The idea of drugs coming off of the street and being reintegrated into society to serve a medical purpose fills many with angst, and it should. However, once these substances make it through clinical trials, if they do, they will be far more regulated by the FDA than any street version that is available today. The road for these banned substances becoming approved for medical use is tumultuous and might appear never-ending, but it is important that researchers continue to investigate their clinical effectiveness. Examples like the study in which HNK, a metabolite of ketamine that does not have the same worrying side-effects in illustrative of the importance of this research. There is a lot to learn from some banned substances, I mean, they’re sought after for a reason.


[1] Carhart-Harris, RL & Goodwin, GM, The therapeutic potential of psychedelic drugs: Past, present, and future, Neuropsych. (2017) 2105-2113.

[2] Murrough, JW, Iosifescu, DV, Chang, LC, Al Jurdi, RK, Green, CE, Perez, AM, Iqbal, S, et al., Antidepressant efficacy of ketamine in treatment-resistant major depression: A two-sit randomized controlled trial, Am. J. Psychiat. (2013) 1134-1142.

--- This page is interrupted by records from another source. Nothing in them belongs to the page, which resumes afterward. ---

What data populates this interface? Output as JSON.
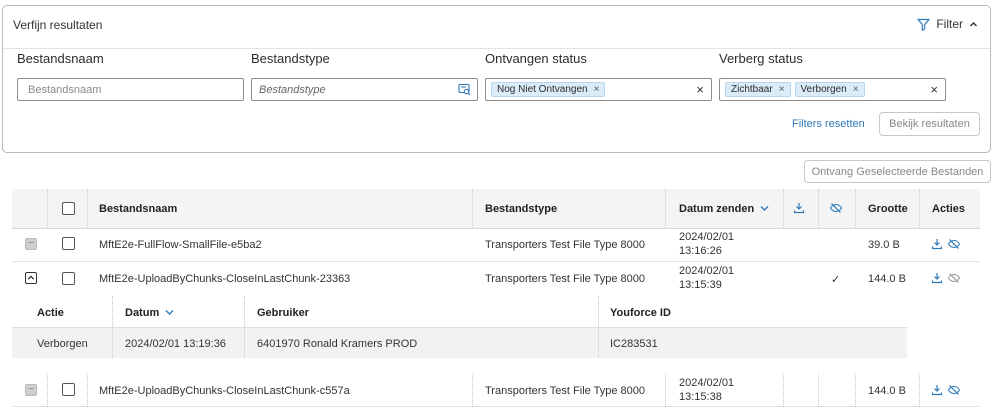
{
  "filter_panel": {
    "title": "Verfijn resultaten",
    "toggle_label": "Filter",
    "fields": {
      "filename": {
        "label": "Bestandsnaam",
        "placeholder": "Bestandsnaam"
      },
      "filetype": {
        "label": "Bestandstype",
        "placeholder": "Bestandstype"
      },
      "received": {
        "label": "Ontvangen status",
        "chips": [
          "Nog Niet Ontvangen"
        ]
      },
      "hidden": {
        "label": "Verberg status",
        "chips": [
          "Zichtbaar",
          "Verborgen"
        ]
      }
    },
    "reset_label": "Filters resetten",
    "view_label": "Bekijk resultaten"
  },
  "receive_selected_label": "Ontvang Geselecteerde Bestanden",
  "table": {
    "columns": {
      "filename": "Bestandsnaam",
      "filetype": "Bestandstype",
      "date": "Datum zenden",
      "size": "Grootte",
      "actions": "Acties"
    },
    "rows": [
      {
        "name": "MftE2e-FullFlow-SmallFile-e5ba2",
        "type": "Transporters Test File Type 8000",
        "date": "2024/02/01",
        "time": "13:16:26",
        "received": "",
        "size": "39.0 B"
      },
      {
        "name": "MftE2e-UploadByChunks-CloseInLastChunk-23363",
        "type": "Transporters Test File Type 8000",
        "date": "2024/02/01",
        "time": "13:15:39",
        "received": "✓",
        "size": "144.0 B"
      },
      {
        "name": "MftE2e-UploadByChunks-CloseInLastChunk-c557a",
        "type": "Transporters Test File Type 8000",
        "date": "2024/02/01",
        "time": "13:15:38",
        "received": "",
        "size": "144.0 B"
      }
    ],
    "subtable": {
      "columns": {
        "action": "Actie",
        "date": "Datum",
        "user": "Gebruiker",
        "youforce": "Youforce ID"
      },
      "row": {
        "action": "Verborgen",
        "date": "2024/02/01 13:19:36",
        "user": "6401970 Ronald Kramers PROD",
        "youforce": "IC283531"
      }
    }
  },
  "colors": {
    "accent": "#2f7ab8",
    "chip_bg": "#d9ecf8",
    "header_bg": "#f4f4f4"
  }
}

[3] Zanos, P, Moaddel, R, Morris, PJ, Georgiou, P, Fischell, J, Elmer, GI, Alkondon, M, et al., NMDAR inhibition-independent antidepressant actions of ketamine metabolites, Nature (2016) 481-486.

[4] Mithoefer, MC, Mithoefer, AT, Feduccia, AA, Jerome, L, Wagner, M, Wymer, J, Holland, J, Hamilton, S, Yazar-Klosinski, B, Emerson, A, Doblin, R, 3,4-methylenedioxymethamphetamine (MDMA)-assisted psychotherapty for post-traumatic stress disorder in military veterans, firefighters, and police officers: A randomized, double-blind, dose-response, phase 2 clinical trial, Lancet Psychiatry (2018) 1-12.

[5] Danforth, AL, Struble, CM, Yazar-Klosinski, B & Grob, CS, MDMA-assisted therapy: A new treatment model for social anxiety in autistic adults, Prog. Neuropsychopharmacol. Biol. Psychiatry (2016) 237-249.